Where does this argument go wrong? Here are two high-level possibilities (there both many different ways to make these possibilities more specific and other high-level possibilities). The first way is that humanity might be unable to conceptualize the strategies that the AI system is employing. In order for humanity to steal the AI system’s strategies, we have to know what those strategies are. In the hedge fund case, firms often have information security; it might be difficult for me to copy what my competitor is doing because they’re hiding their strategies.

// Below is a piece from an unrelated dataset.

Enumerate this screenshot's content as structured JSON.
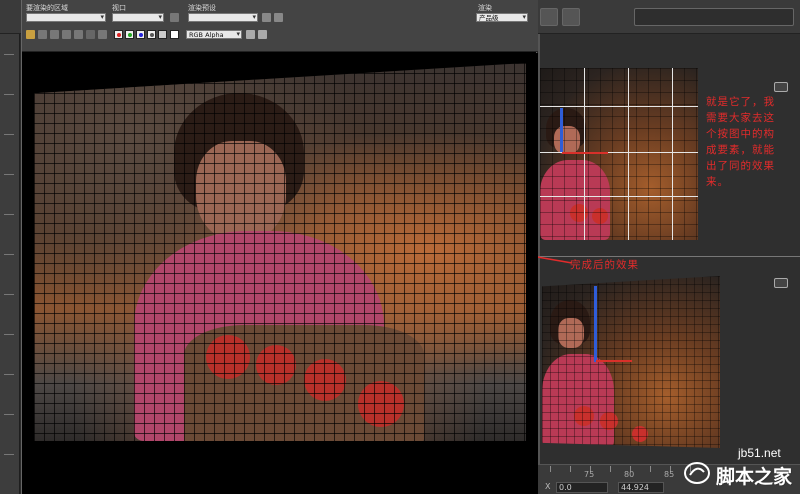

The second reason that strategy stealing might fail is asymmetry of execution; it might be possible for an AI system to employ strategies that humanity cannot execute. Even if we knew what those strategies were, we would be unable to steal them. For example, AlphaGo might have a strategy to play Go that involves doing large amounts of tree search. A human naively cannot do large amounts of tree search because it does not have enough compute. In the hedge fund case, it might be that the smaller hedge fund gets large returns because they train a machine learning model on historical financial data. I might be unable to steal this strategy because my hedge fund does not have competent machine learning engineers.
There’s some interaction between the detail of conceptualization and the ability to execute. For example, in the hedge fund case, knowing my competitor is training a large machine learning model is not a sufficiently detailed level of conceptualization for me to execute without having competent ML engineers. However, knowing the source code of their training process and having the exact same data that they have is a sufficiently detailed conceptualization of my opponent’s strategy that I can execute, regardless of whether or not I have competent ML engineers. On the flip side, if the only conceptualization of the strategy I have is “do the best thing to make money,” if I’m very competent, that might be enough for a strategy to ensure that my competitor doesn’t get higher returns on investment than I do. Any sufficiently detailed conceptualization implies ease of execution. There seems to be a lot of traction that one could get from improving the ability to conceptualize strategies that our AI systems can conceptualize.
So this is one way to think about interpretability research; where the point is to develop a sufficiently good understanding of the strategies AI systems employ, such that humanity can steal them for our own ends.
If we want to further abstract, the reason why we’re interested in strategy stealing is because we want humanity to be competitive with AI systems; to be able to grow power as fast (or faster) than AI systems can grow power. Strategy stealing only represents one potential way humanity can be competitive. Other forms of alignment can be conceptualized in how they make humanity’s employable strategies to expand its power more competitive with unaligned AI systems’ employable strategies.
Another way of thinking about this is in terms of differential capabilities. Imagine that we have a big list of all possible capabilities that AI systems can have, and we can plot ML systems in terms of the amount of capabilities they have. In this frame, the worry of AI alignment is that the default set of capabilities is one that favors unaligned activities over aligned activities. For example, the activity “do what humans want” might be much lower than “convince humans you did what they wanted” in the default set of capabilities that ML is able to achieve. AI safety, in this framework, is research that attempts to differentially advantage aligned capabilities compared to unaligned capabilities. This is simply another way of saying make strategies for achieving human values competitive with strategies for achieving other values.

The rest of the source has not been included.